To listen to Donald Trump, tariffs are an elixir for whatever ails you. They raise revenue. They spur domestic production. They stick it to foreigners. They’ll make America great again.
There’s only one thing wrong with this Trumpian view. It’s completely at odds with reality.
In 2019, the International Monetary Fund produced a working paper titled “Macroeconomic Consequences of Tariffs.” The authors examined annual data from 151 countries from 1963-2014.
Here’s what they found.
“Our results suggest that tariff increases have an adverse impact on output and productivity; these effects are economically and statistically significant. They are magnified when tariffs are used during expansions, for advanced economies, and when tariffs go up. We also find that tariff increases lead to more unemployment and higher inequality, further adding to the deadweight losses of tariffs. Tariffs have only small effects on the trade balance though, in part because they induce offsetting exchange rate appreciations. Finally, protectionism also leads to a decline in consumption; this, together with our other findings, suggests that tariffs are bad for welfare.
“All this seems eminently sensible and bolsters the arguments that mainstream economists make against tariffs; our results can be regarded as strong empirical evidence for the benefits of liberal trade. And given the current global context, we take special note of the negative consequences when advanced economies increase tariffs during cyclical upturns.”
According to the authors, these results confirm what “modern economics began over two hundred years ago … so it is worrying that the profession has been unable to persuade the public of the merits of free trade.”
Why is the public unpersuaded? The authors wonder if the “public’s mild views on protectionism stem from the fact that most economic analysis of protectionism is theoretical, microeconomic or dated?”
It would not be surprising if all the above were true since today’s public has little experience with tariffs. Although tariffs were a prime source of government income back in the days of President William McKinley, they were thoroughly discredited after the Smoot-Hawley tariffs of 1930 accelerated the Great Depression.

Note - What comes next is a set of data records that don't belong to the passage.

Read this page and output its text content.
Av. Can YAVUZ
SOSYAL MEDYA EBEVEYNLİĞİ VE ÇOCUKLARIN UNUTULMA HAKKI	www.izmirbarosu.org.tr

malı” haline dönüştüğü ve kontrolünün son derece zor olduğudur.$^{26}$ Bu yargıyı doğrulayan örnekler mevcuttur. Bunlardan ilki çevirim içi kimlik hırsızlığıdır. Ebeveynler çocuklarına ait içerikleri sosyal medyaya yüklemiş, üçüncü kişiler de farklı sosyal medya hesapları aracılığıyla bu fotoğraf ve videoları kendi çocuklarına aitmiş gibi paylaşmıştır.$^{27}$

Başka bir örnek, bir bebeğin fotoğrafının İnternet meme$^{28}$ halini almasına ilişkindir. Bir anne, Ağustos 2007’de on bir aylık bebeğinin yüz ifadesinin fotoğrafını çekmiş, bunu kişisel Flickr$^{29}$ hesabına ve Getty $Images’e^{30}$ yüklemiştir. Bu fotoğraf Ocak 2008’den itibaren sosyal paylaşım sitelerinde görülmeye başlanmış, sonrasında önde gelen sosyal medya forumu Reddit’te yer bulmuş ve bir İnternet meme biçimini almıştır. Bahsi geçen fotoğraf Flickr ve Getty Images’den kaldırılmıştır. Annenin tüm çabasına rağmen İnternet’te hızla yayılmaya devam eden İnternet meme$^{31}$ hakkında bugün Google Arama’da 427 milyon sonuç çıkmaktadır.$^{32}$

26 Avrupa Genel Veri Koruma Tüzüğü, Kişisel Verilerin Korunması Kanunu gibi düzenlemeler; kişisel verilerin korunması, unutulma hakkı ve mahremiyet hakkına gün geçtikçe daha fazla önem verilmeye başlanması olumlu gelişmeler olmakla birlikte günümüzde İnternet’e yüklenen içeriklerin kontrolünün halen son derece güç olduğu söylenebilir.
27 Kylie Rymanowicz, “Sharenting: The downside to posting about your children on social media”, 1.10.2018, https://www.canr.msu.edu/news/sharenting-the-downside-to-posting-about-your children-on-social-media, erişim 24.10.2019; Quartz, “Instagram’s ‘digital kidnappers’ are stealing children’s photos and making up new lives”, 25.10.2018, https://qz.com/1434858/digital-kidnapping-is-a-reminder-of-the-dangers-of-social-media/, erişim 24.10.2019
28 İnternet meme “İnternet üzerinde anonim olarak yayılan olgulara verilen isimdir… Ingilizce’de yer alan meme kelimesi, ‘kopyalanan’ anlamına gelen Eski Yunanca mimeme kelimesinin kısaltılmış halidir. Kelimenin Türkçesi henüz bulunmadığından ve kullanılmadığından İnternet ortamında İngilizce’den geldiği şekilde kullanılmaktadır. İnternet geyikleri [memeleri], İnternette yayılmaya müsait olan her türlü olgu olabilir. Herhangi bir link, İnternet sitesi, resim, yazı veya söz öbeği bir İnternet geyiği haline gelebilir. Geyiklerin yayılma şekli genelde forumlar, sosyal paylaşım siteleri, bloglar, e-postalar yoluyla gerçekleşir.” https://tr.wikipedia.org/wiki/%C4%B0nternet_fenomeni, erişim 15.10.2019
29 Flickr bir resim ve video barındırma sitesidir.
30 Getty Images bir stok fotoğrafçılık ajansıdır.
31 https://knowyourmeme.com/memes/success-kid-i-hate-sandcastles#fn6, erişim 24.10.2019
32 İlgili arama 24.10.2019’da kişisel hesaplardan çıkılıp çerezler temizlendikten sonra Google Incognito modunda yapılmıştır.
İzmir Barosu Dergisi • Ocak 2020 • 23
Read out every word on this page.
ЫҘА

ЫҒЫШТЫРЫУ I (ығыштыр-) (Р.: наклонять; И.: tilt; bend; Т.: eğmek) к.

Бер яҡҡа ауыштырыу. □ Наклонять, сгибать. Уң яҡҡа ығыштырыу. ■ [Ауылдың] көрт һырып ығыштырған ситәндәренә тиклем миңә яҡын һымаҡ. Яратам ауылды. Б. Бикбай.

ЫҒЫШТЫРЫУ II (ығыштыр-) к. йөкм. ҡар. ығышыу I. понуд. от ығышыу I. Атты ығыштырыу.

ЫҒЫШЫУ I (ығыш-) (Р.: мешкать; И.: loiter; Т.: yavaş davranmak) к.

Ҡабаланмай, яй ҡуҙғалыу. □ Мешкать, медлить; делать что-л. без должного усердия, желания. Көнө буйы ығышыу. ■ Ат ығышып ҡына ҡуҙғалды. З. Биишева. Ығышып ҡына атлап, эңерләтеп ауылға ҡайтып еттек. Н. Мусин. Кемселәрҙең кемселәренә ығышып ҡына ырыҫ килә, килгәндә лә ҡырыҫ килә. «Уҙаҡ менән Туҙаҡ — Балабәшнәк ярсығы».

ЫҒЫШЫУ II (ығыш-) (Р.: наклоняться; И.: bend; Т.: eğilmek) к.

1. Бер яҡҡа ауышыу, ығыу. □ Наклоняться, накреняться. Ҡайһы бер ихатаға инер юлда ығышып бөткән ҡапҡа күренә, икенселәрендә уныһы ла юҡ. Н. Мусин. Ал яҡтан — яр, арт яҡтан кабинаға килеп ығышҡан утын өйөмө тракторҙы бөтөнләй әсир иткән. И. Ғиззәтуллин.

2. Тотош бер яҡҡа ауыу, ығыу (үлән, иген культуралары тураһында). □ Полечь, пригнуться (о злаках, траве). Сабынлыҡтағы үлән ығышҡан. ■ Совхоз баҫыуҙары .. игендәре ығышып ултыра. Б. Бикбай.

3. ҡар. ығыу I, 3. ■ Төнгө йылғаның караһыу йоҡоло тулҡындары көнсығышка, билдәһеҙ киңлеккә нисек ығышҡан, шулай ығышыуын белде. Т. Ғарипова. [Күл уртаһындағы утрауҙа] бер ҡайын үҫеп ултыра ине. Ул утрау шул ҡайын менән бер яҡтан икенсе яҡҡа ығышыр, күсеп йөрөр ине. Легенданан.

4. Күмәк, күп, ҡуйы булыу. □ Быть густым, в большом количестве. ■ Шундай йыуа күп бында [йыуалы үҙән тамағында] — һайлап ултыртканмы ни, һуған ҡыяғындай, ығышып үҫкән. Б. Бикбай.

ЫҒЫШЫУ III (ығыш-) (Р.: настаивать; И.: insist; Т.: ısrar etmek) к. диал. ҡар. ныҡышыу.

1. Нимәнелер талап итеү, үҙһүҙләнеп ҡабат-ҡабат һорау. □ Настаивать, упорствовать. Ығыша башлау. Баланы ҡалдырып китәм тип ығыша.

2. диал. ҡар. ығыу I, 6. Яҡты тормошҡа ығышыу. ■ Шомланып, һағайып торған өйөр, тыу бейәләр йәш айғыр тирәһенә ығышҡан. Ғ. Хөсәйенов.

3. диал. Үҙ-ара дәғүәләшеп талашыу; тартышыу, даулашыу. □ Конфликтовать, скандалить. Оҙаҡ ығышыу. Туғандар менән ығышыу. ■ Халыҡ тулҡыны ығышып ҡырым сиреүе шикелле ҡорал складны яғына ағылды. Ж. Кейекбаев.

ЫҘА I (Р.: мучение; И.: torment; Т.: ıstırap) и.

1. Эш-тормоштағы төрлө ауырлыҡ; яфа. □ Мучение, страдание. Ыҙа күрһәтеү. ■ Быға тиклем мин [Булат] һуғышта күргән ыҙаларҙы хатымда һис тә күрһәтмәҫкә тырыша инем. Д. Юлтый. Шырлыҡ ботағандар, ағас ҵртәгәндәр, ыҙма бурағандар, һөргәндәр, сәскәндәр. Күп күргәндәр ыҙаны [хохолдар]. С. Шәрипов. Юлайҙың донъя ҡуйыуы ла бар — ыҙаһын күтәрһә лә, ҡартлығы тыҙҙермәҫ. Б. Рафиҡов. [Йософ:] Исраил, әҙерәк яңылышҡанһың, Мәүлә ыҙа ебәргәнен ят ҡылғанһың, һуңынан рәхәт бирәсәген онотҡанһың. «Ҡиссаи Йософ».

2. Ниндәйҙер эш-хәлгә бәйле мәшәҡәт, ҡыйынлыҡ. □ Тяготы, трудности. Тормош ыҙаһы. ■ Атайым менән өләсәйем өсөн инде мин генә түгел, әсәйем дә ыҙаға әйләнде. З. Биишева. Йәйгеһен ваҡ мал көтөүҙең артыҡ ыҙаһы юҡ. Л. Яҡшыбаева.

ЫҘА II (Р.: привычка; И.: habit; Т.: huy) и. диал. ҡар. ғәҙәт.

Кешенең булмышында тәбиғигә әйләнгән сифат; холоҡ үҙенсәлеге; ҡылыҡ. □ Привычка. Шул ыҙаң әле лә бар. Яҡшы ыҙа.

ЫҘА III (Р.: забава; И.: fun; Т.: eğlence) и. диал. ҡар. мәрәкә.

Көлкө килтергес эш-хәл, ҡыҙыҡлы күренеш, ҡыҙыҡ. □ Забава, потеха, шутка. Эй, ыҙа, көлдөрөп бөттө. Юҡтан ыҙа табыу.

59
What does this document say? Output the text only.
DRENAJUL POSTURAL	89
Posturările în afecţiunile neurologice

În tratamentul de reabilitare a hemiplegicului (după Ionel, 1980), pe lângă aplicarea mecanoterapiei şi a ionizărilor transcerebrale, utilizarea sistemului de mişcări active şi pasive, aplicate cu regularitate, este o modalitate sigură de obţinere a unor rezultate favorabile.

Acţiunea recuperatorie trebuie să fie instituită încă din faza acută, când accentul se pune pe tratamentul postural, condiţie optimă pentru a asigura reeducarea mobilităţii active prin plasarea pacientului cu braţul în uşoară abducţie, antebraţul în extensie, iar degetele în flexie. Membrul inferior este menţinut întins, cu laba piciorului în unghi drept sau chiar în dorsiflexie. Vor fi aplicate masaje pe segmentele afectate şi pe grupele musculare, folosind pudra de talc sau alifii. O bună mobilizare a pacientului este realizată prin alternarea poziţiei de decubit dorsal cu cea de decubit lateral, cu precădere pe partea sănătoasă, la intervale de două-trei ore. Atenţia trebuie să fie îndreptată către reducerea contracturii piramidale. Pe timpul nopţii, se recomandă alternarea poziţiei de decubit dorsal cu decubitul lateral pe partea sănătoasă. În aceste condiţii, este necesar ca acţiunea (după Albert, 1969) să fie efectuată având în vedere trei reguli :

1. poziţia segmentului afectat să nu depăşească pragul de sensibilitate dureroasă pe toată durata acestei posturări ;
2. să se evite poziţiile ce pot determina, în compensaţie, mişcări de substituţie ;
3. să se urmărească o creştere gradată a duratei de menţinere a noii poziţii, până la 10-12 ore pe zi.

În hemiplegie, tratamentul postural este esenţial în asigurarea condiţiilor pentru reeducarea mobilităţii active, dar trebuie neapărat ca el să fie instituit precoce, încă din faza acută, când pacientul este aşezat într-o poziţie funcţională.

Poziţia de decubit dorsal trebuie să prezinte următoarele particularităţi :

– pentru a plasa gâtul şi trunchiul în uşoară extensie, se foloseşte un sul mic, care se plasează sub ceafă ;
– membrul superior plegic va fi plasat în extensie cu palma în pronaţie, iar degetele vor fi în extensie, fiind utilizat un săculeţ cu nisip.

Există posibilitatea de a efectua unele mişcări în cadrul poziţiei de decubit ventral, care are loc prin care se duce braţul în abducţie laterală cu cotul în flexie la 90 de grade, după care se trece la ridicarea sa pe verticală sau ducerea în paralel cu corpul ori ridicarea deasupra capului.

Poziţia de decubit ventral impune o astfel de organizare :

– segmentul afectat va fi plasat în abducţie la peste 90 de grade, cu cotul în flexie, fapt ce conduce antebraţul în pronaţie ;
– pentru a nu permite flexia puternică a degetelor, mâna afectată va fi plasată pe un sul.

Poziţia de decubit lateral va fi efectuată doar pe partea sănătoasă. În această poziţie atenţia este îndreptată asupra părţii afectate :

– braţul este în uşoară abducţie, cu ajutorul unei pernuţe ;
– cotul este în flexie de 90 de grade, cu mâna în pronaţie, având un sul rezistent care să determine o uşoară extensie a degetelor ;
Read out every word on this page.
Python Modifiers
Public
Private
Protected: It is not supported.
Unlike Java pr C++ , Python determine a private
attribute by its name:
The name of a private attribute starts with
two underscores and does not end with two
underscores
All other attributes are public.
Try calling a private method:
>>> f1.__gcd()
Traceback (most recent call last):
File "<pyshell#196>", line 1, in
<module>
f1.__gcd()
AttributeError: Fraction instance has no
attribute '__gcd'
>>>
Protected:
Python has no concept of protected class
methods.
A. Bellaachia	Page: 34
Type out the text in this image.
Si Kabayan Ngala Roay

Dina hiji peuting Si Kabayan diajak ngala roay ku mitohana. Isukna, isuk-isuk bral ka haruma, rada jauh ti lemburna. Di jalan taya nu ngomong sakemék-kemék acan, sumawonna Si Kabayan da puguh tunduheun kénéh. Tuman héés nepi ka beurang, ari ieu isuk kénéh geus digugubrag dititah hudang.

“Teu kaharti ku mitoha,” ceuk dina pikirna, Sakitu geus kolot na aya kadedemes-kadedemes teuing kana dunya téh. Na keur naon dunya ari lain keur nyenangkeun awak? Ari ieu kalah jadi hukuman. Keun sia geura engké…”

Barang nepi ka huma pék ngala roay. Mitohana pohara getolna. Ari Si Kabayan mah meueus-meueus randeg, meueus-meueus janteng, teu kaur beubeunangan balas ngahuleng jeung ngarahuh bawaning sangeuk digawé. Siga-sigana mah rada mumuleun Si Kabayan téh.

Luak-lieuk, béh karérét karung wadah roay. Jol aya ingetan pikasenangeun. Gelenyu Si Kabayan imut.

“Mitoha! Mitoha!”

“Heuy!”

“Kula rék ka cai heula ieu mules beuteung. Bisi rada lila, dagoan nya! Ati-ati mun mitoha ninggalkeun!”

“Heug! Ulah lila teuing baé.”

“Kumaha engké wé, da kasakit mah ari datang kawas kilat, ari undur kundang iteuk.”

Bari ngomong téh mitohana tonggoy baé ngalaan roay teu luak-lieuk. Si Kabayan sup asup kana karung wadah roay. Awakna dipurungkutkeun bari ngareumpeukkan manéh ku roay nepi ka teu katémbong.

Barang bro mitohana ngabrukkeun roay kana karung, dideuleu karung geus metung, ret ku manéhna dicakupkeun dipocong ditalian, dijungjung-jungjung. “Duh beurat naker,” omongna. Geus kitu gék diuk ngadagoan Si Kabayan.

If Trump follows through on his threatened tariffs, the ill effects will become all too real and not at all dated. The price of tariffed goods will go up adding to inflation. Every extra dollar Americans spend on cars fully or partially made in Canada or Mexico will be a dollar they won’t be able to spend elsewhere. Same goes for Americans buying Canadian oil and lumber. Same goes for well … you get the idea.
When tariffs are few and far between, the consequences are largely invisible. The Trump and Biden tariffs on imported steel raised the price of washing machines with minimal side effects. That will not be the case if tariffs are introduced economy-wide.
As economist Adam Smith recognized in 1776, tariffs are economic self-harm. Tariffs turn industry “away from a more to a less advantageous employment and the exchangeable value of its annual produce instead of being increased must necessarily be diminished by every such regulation.”